Last but not least, the white chocolate conundrum… Is it really chocolate? While I appreciate its popularity, I’ve never been nuts about it. But I will take a nibble on occasion, enthusiastic that I’ll stumble upon a version of this mysterious confection to be smitten with someday. There are two camps here… Some chocolatiers argue it’s not actually chocolate if it doesn’t contain cocoa or cacao. Others argue that it is a valid member of the chocolate family. What do you think?

Our chocolate-laced piece in THE EDIT shares a recipe for healthy truffles—they are truly nutrient-packed. Just dates, walnuts and raw cacao. Not low in sugar, though… Dates have plenty of natural fructose. If you have to watch your sugar intake, you know your limits. Perhaps just 1 or 2. What’s great is that the fructose in dates metabolizes more slowly than refined sugar (which has zero nutrients), and is more efficiently utilized as energy. Dates offer healthy fiber, too. The recipe is fast, easy and delicious. You’ll find the RAW CACAO TRUFFLES RECIPE & HEALTH BENEFITS HERE and in Alembika styles from THE CHOCOLATE SHOPPE named “Cacao” or Truffle.”

Here in THE WELL, you may be wondering why I’m sharing brownies made with a tub of butter, refined sugar and other classic ingredients, instead of the more health-conscious recipe in The Edit. The reason? I come back to the trite but true, “everything in moderation.” After all, being obsessive about what you eat, without allowing for the occasional indulgence, can be as unhealthy as not being mindful at all (and no fun). Plus, chocolate kicks our endorphins into gear, releasing “feel-good” hormones. What’s not to love about that?! Tasty treats are good for the soul. And, what’s good for the soul, is good for our wellbeing.

Grandma Pearl’s brownies had a cult following in 1973 at Frost Valley sleep-away camp. When care packages arrived for me at the camp’s woodsy post office, campers in the know tagged closely behind me, giddy with delight. 
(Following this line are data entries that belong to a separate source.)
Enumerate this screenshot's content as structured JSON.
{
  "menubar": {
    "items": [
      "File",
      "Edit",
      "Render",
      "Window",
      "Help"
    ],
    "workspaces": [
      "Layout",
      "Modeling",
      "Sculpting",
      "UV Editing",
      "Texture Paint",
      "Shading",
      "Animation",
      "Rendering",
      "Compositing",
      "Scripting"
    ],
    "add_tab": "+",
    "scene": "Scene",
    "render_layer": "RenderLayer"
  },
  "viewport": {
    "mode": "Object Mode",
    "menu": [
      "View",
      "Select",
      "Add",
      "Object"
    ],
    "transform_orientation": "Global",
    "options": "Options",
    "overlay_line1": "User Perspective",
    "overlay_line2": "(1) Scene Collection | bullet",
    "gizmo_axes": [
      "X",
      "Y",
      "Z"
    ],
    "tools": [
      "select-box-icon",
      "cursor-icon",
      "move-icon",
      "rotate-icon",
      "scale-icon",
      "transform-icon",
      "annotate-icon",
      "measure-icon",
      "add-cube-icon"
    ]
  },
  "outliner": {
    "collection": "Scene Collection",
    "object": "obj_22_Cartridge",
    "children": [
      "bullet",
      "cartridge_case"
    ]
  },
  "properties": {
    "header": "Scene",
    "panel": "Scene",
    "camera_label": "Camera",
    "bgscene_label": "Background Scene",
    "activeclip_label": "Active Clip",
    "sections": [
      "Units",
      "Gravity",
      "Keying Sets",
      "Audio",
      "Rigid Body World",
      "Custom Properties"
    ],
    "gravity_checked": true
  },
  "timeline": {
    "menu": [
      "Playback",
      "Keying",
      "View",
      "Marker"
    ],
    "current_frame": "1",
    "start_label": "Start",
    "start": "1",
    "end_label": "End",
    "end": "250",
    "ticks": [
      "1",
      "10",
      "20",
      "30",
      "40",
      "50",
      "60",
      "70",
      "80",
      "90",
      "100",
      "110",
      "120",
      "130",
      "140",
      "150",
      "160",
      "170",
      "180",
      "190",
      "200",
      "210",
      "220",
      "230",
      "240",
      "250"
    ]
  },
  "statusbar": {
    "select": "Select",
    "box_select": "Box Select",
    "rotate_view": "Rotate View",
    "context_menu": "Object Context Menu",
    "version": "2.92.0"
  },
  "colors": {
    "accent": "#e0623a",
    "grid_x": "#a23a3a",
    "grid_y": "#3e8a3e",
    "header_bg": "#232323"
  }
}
The recipe (up top, with stains) was a little rough… Not sure if Gram wanted to keep her iconic brownies a secret or if dictating the recipe from memory was a fail, but I had to replicate these super-moist, mini chocolate chip-studded creations that were so rich, she cut them into tiny squares before dusting with powdered sugar. After experimenting, the following redux made with cocoa, not baking chocolate, comes very close!


  • 1/2 cup unsalted butter, melted
  • 1-1/8 cup granulated sugar
  • 2 large eggs
  • 2 teaspoons vanilla extract
  • 1/2 cup all-purpose flour
  • 1/2 cup unsweetened cocoa powder
  • 1/4 teaspoon salt
  • 1/2 cup mini chocolate chips
  • Powdered sugar to finish

Preheat oven to 350. Grease 8″ square pan and line with parchment. Add hot melted butter and sugar to a bowl and whisk well. Add eggs and vanilla; beat another minute. Sift flour, cocoa and salt into bowl; gently fold until just combined (don’t over-mix). Stir in chocolate chips. Pour batter into pan, smooth out top and bake 20-25 minutes until “set” to the touch. Cool completely before cutting into squares (or you will make a mess of your chocolate gems). Enjoy!